La ville de la première modernité est un lieu de bruissement constant de nouvelles. L’information va et vient, elle court, vole, est démultipliée par tout un ensemble d’acteurs qui dépassent largement le cercle restreint des dirigeants. Appréhender la nouvelle au XVIe siècle n’est pas chose aisée tant cette dernière est à la fois multiple et souvent invisible. Une grande part des informations de cette époque – et peut-être la plus importante – nous échappe aujourd’hui. Seule a été conservée la mémoire des événements ou des bruits telles que les contemporains l’ont retranscrite, c’est-à dire par des écrits souvent produits par les autorités ou par des chroniqueurs qui ne partagent pas la même vision des faits ou ne prêtent pas la même oreille aux nouvelles. L’attention portée aux renseignements passe en effet par les deux sens de l’ouïe et de la vue.

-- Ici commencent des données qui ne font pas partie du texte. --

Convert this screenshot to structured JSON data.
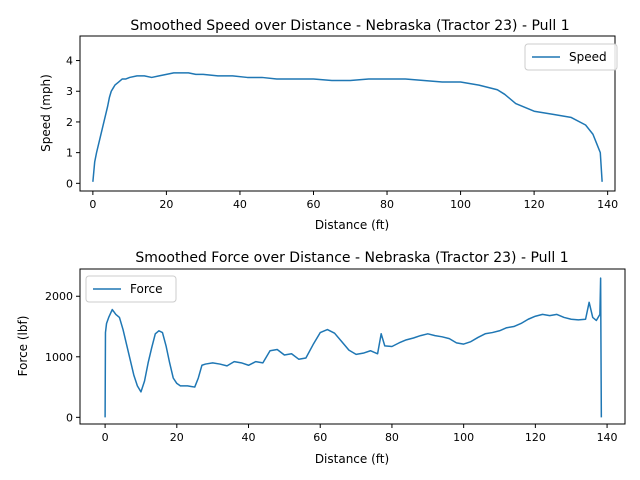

L’information est d’abord une donnée qui s’énonce et qui s’entend : la voix et l’écoute sont souvent à l’origine de la connaissance et de la transmission des nouvelles, formes rapides et efficaces de leur diffusion qui introduisent également la subjectivité de l’énonciateur ou du récepteur. L’information mobilise également la vue puisqu’elle est souvent couchée par écrit dans un second temps pour être fixée de manière momentanée ou durable. Écrit et oralité s’unissent et se complètent donc sans cesse pour faire de la nouvelle un élément multiforme et hybride dont seule nous est parvenue sa version écrite. Le passage par les mots qui définissent l’information est donc essentiel pour comprendre la manière dont les élites nommaient et catégorisaient les différentes nouvelles parvenues à leur connaissance. Pour autant, ne s’intéresser qu’à la terminologie et non à la réalité du phénomène n’a aucun sens. Les dénominations des types de nouvelles disent tout de leur nature, de leur statut aux yeux des autorités, elles renvoient aux lieux où elles circulent, aux supports et aux acteurs qui les diffusent. Elles permettent de comprendre quand et pourquoi une information est écoutée ou rejetée, suscite l’intérêt ou la peur. L’analyse de tous ces éléments est donc un moyen d’approcher ce qui caractérise l’information urbaine de la première modernité : la manière dont elle est perçue et accaparée par les élites et les formes qu’elle embrasse à l’intérieur comme en dehors des arcanes du pouvoir.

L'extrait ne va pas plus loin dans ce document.